Entering edit mode
3 months ago
Whirlingdaf
▴
60
I am attempting to annotate a phased vcf file with ancestral alleles (AA), but it is not working.
My original vcf file (less the full header) format is:
#CHROM POS ID REF ALT QUAL FILTER INFO FORMAT Sample1 Sample2 ...
chr1 2602 . C A . . AC=0;AF=0.0155039;CM=0;AN=22 GT 0|0 0|0 0|0 0|0 0|0 0|0 0|0 0|0 0|0 0|0 0|0
chr1 2614 . G A . . AC=0;AF=0.0193798;CM=1.2e-05;AN=22 GT 0|0 0|0 0|0 0|0 0|0 0|0 0|0 0|0 0|0 0|0 0|0
My annotation file with the AAs I would like to bring over into the original vcf is:
#CHROM POS ID REF ALT QUAL FILTER INFO
chr1 2602 . . . . . AA=C
chr1 2614 . . . . . AA=G
chr1 2649 . . . . . AA=C
chr1 2830 . . . . . AA=G
Here is the bcftools command:
bcftools annotate -a ancestral_alleles.vcf.gz -c CHROM,POS,INFO/AA -h hdr.txt -o annotated_ancestral.vcf original.vcf.gz
The output vcf file header includes:
##fileformat=VCFv4.2
##FILTER=<ID=PASS,Description="All filters passed">
##fileDate=07/08/2024 - 01:30:48
##source=shapeit4.1.3
##INFO=<ID=AF,Number=A,Type=Float,Description="Allele Frequency">
##INFO=<ID=AC,Number=1,Type=Integer,Description="Allele count">
##INFO=<ID=CM,Number=A,Type=Float,Description="Interpolated cM position">
##FORMAT=<ID=GT,Number=1,Type=String,Description="Phased genotypes">
##INFO=<ID=AN,Number=1,Type=Integer,Description="Total number of alleles in called genotypes">
##INFO=<ID=AA,Number=1,Type=String,Description="Ancestral Allele">
##bcftools_annotateVersion=1.19+htslib-1.19.1
While the file looks like:
chr1 2602 . C A . . AC=0;AF=0.0155039;CM=0;AN=22 GT 0|0 0|0 0|0 0|0 0|0 0|0 0|0 0|0 0|0 0|0 0|0
chr1 2614 . G A . . AC=0;AF=0.0193798;CM=1.2e-05;AN=22 GT 0|0 0|0 0|0 0|0 0|0 0|0 0|0 0|0 0|0 0|0 0|0
But I would like it to look something like:
chr1 2602 . C A . . AC=0;AF=0.0155039;CM=0;AN=22;AA=C GT 0|0 0|0 0|0 0|0 0|0 0|0 0|0 0|0 0|0 0|0 0|0
chr1 2614 . G A . . AC=0;AF=0.0193798;CM=1.2e-05;AN=22;AA=G GT 0|0 0|0 0|0 0|0 0|0 0|0 0|0 0|0 0|0 0|0 0|0
I suppose it's not working because when you use a vcf as an annotation source, the REF (and ALT ?) allele is required ?

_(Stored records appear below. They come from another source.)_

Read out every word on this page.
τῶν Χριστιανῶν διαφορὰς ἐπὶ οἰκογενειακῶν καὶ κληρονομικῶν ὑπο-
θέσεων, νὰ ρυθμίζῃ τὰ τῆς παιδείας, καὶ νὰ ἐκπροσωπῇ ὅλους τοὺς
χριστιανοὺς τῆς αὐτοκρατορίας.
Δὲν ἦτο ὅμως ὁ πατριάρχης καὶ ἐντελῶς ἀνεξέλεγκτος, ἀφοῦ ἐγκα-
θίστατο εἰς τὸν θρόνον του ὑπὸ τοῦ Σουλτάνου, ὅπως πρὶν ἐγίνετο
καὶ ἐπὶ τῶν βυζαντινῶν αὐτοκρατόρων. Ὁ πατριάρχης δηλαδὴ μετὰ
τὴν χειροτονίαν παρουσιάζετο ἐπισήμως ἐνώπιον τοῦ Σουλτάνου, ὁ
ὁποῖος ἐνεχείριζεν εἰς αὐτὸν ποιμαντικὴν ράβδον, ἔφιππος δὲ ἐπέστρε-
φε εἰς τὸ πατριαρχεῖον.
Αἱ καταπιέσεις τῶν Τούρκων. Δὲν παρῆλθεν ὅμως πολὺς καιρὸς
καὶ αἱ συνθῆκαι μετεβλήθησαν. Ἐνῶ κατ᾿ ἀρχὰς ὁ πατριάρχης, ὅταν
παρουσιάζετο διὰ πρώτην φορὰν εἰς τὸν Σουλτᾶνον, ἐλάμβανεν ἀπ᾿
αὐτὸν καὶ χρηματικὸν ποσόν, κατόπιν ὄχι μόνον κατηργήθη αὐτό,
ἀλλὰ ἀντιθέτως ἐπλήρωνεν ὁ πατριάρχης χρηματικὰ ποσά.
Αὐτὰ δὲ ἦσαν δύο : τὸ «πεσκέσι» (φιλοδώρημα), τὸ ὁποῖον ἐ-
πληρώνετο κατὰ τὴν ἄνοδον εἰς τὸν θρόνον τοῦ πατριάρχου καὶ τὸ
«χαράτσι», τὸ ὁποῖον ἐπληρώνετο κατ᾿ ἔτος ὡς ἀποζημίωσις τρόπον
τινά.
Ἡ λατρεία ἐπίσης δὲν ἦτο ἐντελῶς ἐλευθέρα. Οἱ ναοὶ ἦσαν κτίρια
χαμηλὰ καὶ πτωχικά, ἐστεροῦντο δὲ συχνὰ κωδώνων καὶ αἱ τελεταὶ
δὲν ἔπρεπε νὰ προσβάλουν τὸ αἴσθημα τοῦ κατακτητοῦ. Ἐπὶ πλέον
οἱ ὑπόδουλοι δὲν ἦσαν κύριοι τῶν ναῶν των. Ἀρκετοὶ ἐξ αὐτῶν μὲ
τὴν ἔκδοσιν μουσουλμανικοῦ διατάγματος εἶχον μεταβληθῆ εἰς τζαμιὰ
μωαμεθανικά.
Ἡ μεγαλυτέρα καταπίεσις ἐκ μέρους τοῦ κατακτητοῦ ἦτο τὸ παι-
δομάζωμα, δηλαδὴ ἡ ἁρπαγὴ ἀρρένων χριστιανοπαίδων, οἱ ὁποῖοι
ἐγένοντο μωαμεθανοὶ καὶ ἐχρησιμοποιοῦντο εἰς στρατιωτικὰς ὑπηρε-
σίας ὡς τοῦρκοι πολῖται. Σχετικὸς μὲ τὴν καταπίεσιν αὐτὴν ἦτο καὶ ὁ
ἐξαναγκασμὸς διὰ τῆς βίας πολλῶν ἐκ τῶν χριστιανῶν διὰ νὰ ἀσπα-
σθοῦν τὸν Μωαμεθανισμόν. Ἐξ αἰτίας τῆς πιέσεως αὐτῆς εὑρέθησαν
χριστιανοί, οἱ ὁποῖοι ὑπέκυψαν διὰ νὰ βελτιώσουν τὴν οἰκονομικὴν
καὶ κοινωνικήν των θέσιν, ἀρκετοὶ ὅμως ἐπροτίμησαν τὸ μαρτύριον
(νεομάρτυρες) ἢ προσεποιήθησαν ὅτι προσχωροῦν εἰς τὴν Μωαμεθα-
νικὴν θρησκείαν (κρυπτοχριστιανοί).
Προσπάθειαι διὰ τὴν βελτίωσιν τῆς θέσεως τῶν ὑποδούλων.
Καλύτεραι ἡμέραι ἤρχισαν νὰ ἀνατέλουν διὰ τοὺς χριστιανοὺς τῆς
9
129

just try again but add the REF/ALT for the two variants above, just to check if that works.
Ah! Maybe you are on to something. Do you expect this would probably also be the case for a tab separated (bgziped and indexed) file as well? E.g.:
yes, a tab instead of a vcf should work.
Thank you so much, yes, this worked!